When Jeffrey Sachs moved to Columbia University from Harvard a few years ago, he was provided a mansion dubbed “A Town House Fit for a King.” Columbia purchased the $8.2-million facility for use by Sachs and the Columbia Earth Institute, which he directs, saying it needed a facility for entertaining and meeting space. The sauna and gym in the basement were to be converted into a conference center and library.
Catherine Sharkey is departing Columbia University’s Law School for a new assignment at New York University’s Law School and she’s concurrently leaving her Columbia-owned flat. Well, not exactly. NYU has purchased an 80-percent share in a $5.2-million apartment in a Columbia-owned building on Central Park West. Ms. Sharkey, who previously lived on the 2nd floor of this building, will now move up to a duplex built into one of the upper story turrets. She purchased her 20-percent interest with the help of an NYU loan.
Full disclosure obliges me to observe that for 36 years, I lived in university-provided housing, most recently at The George Washington University. When I served as president, I resided in a college home — a requirement of the job (as it is for presidents on most campuses), becoming a caretaker with diminished privacy.
What we are beginning to see develop is a change from the normative “benefit package” into specific “recruitment” devices.
If a three-bedroom house near Campus X somewhere in Middle America costs $310,000 and a three-bedroom condo in a large urban metropolis is selling for $2.3-million, it is daunting to persuade a professor at Campus X to move her family for a new job without some type of consideration. Although this is often done through higher salaries, even that does not always provide sufficient relocation incentive. The gap between a reasonable raise and the increased cost-of-living can be difficult to bridge. As faculty and staff who are being wooed request more assistance with the potential relocation, schools search hard for innovative ways to get the job done.

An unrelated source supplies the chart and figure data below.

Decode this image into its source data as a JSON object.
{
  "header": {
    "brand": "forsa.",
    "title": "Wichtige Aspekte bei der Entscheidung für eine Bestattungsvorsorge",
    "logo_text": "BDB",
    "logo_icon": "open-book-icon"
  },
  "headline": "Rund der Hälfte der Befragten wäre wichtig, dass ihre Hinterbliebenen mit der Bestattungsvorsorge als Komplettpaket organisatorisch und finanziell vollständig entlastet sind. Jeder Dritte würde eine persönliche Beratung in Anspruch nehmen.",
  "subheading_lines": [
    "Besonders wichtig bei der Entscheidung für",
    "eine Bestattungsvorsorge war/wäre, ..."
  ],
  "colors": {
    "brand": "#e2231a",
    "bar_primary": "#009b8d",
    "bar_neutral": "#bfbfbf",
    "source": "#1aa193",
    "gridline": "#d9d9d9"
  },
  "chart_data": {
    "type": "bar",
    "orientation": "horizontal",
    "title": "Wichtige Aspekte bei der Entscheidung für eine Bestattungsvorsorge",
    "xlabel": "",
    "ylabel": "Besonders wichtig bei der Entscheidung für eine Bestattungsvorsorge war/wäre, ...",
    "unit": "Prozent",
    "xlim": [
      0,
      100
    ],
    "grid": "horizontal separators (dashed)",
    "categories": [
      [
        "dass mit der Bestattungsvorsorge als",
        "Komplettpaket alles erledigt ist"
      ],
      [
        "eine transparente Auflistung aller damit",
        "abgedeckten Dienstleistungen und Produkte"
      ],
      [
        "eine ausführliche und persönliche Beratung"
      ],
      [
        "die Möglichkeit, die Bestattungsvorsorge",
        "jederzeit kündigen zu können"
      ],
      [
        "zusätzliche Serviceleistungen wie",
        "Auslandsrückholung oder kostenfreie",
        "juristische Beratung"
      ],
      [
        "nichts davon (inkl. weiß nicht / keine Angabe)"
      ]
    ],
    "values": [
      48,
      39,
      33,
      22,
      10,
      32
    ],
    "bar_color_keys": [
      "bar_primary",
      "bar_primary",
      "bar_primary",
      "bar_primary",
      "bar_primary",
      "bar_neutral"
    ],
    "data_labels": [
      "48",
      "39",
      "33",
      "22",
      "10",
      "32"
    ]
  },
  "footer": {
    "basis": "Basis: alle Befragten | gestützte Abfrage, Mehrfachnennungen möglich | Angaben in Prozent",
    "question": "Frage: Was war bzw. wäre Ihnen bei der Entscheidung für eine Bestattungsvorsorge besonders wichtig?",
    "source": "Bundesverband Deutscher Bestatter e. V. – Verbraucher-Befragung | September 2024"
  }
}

These days universities recruit with enhanced laboratories, subsidized mortgages, more research assistants, reduced teaching loads, better travel budgets, and more. The answer is almost always, more. Or, when it comes to teaching, less. All of this creates an interesting tension on campus: benefits for everyone and special benefits for some. Governor Spitzer of New York has recently called for recruiting 2,000 new faculty to the State University — about 10-percent of whom would be “world class.” How to attract them? It is chopped liver here and schmaltz there.